A pesar de la aprobación de la reforma financiera, del repunte moderado de la actividad económica y de mejores expectativas de consumidores y empresas en lo que va del año, el financiamiento a empresas y consumidores fluye a cuentagotas. En enero-agosto de 2014 el crédito al consumo exhibió tasas de crecimiento decrecientes y muy inferiores a las de años anteriores, al aumentar 2.9% a tasa anual en comparación con 13.5% en 2011, 17% en 2012 y 10.6% en 2013.

Además, esencialmente ha correspondido a créditos sobre nómina, ya que el crédito vía tarjetas se mantuvo estancado, al registrar una variación de -0.1%, la más baja desde mediados de 2011. En ese comportamiento previsiblemente incidió la mayor fiscalización que anunció el Servicio de Administración Tributaria vinculada con las tarjetas de crédito a principios de 2014 y que redujo el ritmo de gastos personales por ese medio.

El crédito para el consumo de bienes durables cayó 2.8% en agosto y acumuló una contracción de 1.8% en los primeros ocho meses del año.
Más allá de percepciones, este tipo de crédito constituye un dato duro acerca de la falta de confianza de los consumidores respecto a la situación futura de la economía y tiene repercusiones en el dinamismo de la producción manufacturera que se destina al mercado interno.
Respecto al crédito a las empresas, durante el año se ha registrado una recomposición: se sustituyó crédito de la banca comercial por crédito externo, emisiones de deuda y otras fuentes para las empresas más grandes, como resultado de la elevada liquidez y tasas de interés históricamente bajas que han prevalecido en los mercados internacionales.

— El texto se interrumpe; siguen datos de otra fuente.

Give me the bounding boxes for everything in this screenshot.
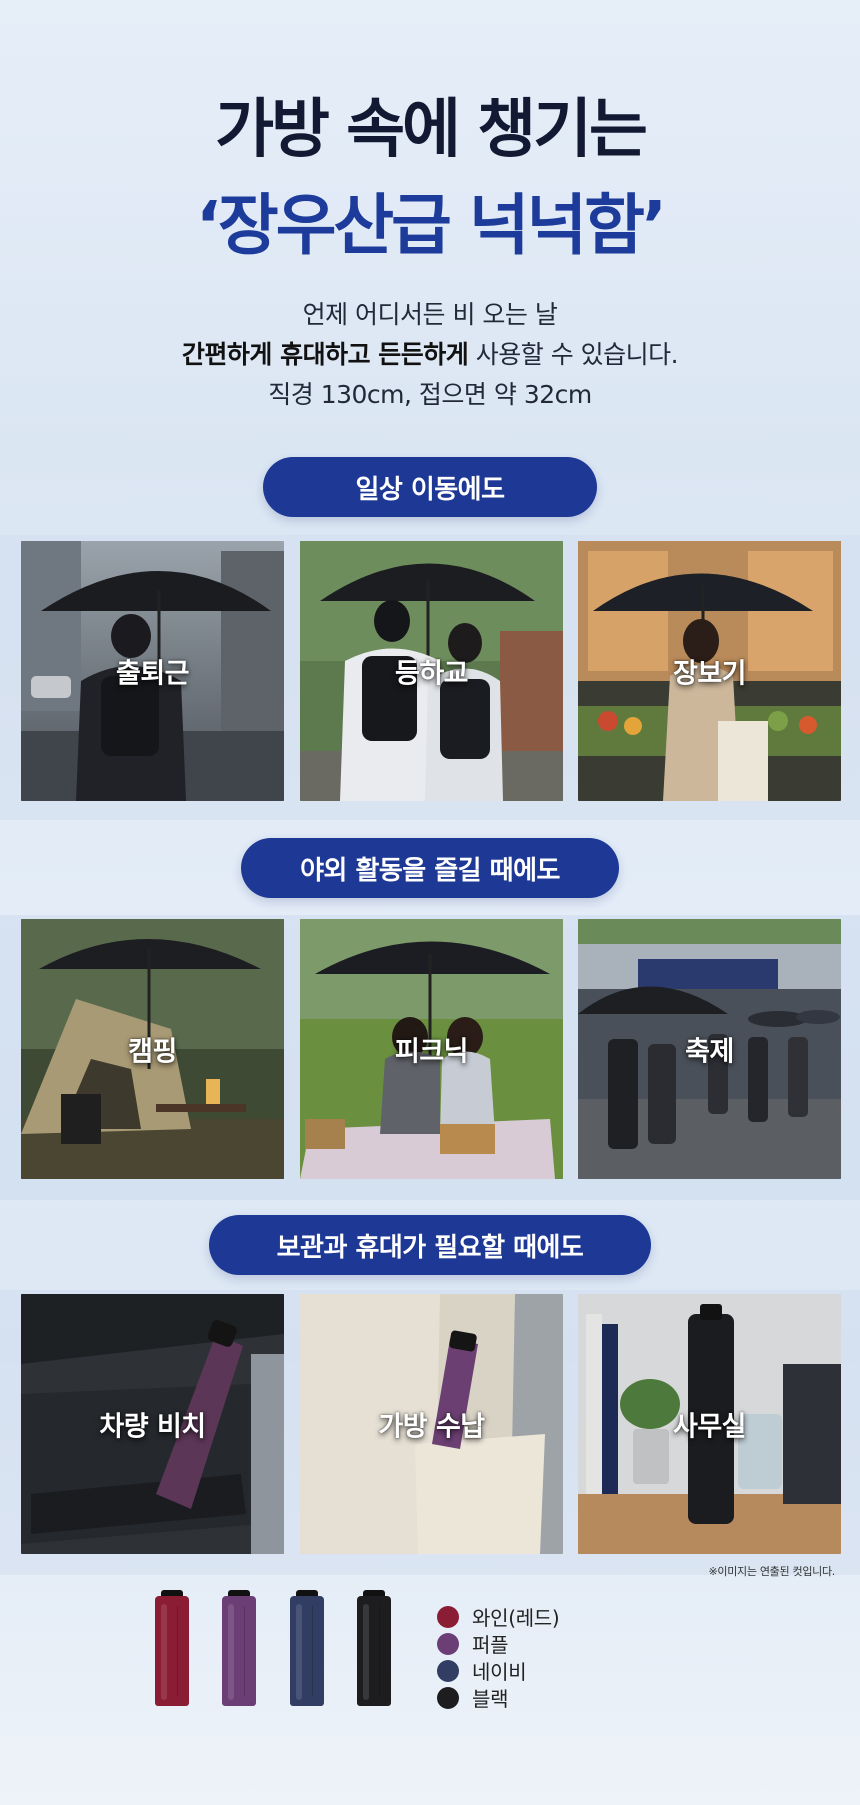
tile-label-commute: 출퇴근: [115, 658, 190, 690]
folded-umbrella-purple: [222, 1590, 256, 1714]
color-label: 와인(레드): [472, 1606, 560, 1630]
scene-commute-photo: 출퇴근: [21, 541, 284, 801]
section-title-daily: 일상 이동에도: [263, 457, 597, 517]
color-swatch: [437, 1605, 459, 1628]
color-swatch: [437, 1632, 459, 1655]
scene-grocery-photo: 장보기: [578, 541, 841, 801]
color-option-wine: 와인(레드): [437, 1603, 560, 1630]
tile-label-festival: 축제: [685, 1036, 734, 1068]
tile-label-office: 사무실: [672, 1411, 747, 1443]
section-title-storage: 보관과 휴대가 필요할 때에도: [209, 1215, 651, 1275]
color-options-legend: 와인(레드) 퍼플 네이비 블랙: [437, 1603, 560, 1711]
description-line-1: 언제 어디서든 비 오는 날: [302, 300, 558, 329]
scene-picnic-photo: 피크닉: [300, 919, 563, 1179]
color-option-purple: 퍼플: [437, 1630, 559, 1657]
color-option-navy: 네이비: [437, 1657, 559, 1684]
scene-festival-photo: 축제: [578, 919, 841, 1179]
tile-label-car: 차량 비치: [99, 1411, 206, 1443]
description-line-2-rest: 사용할 수 있습니다.: [468, 340, 679, 369]
color-label: 블랙: [472, 1687, 509, 1711]
description-spec: 직경 130cm, 접으면 약 32cm: [268, 380, 592, 409]
color-label: 네이비: [472, 1660, 527, 1684]
headline-line-1: 가방 속에 챙기는: [215, 93, 648, 167]
tile-label-camping: 캠핑: [128, 1036, 177, 1068]
description-line-2: 간편하게 휴대하고 든든하게 사용할 수 있습니다.: [0, 335, 860, 375]
color-label: 퍼플: [472, 1633, 509, 1657]
headline-line-2: ‘장우산급 넉넉함’: [195, 187, 667, 264]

Frente a esta coyuntura, las grandes corporaciones mexicanas se han financiado en mayor medida en el exterior y en los mercados de deuda, a costa del sistema bancario nacional. Mientras que el crédito externo ha aumentado a tasas mayores a 20% en los últimos tres trimestres, el interno creció sólo 1.0% en el mismo periodo. En contraste, el financiamiento interno para las micro y pequeñas empresas –sobre todo las de servicios-- sí ha registrado una expansión importante: 24% y 9% en enero-agosto, respectivamente, pero para el segmento de las medianas se redujo 0.6% en ese lapso.

En buena medida, ello se explica por el comportamiento de las tasas de interés por tamaño de empresa. El diferencial de tasas se ha reducido para las micro y pequeñas en relación con las grandes, en tanto que respecto a las medianas ha registrado una ligera tendencia a la alza, lo que refleja una mayor competencia por el mercado de las micro empresas y la estrategia de los bancos para atender ese nicho en comparación con las empresas medianas, sobre todo en el marco de las garantías otorgadas por el Gobierno Federal para impulsar los microcréditos.

Lo anterior se ha traducido en una recomposición de la cartera de crédito bancario por tamaño de empresa. Mientras que en 2010 más de 75% del crédito empresarial se destinó a las grandes, en enero-agosto de 2014 ese porcentaje disminuyó a 67.7%. Para el caso de las micro y pequeñas, éstas representaron 7.5% y 10% del crédito del total, respectivamente, y en 2014 aumentaron su participación a 11.5% y 14.3%. Las empresas medianas redujeron su participación en el crédito empresarial total, al pasar de 7.4% a 6.4%.

Sin duda, buenas noticias para las micro y pequeñas empresas, que son las mayores generadoras de empleo (70% del total), pero preocupante en el caso de las medianas.

Además, los bancos nacionales siguen perdiendo el mercado de crédito de las grandes empresas y el crédito al consumidor no repunta. Queda claro que el sistema bancario todavía tiene mucho que hacer para constituir un factor que contribuya al crecimiento de la economía y que el crédito se convierta un verdadero aceite para esa maquinaria. Los frutos de la reforma financiera todavía están por verse, a pesar de que a los bancos ya se les pusieron las condiciones para que sean un verdadero detonador del desarrollo.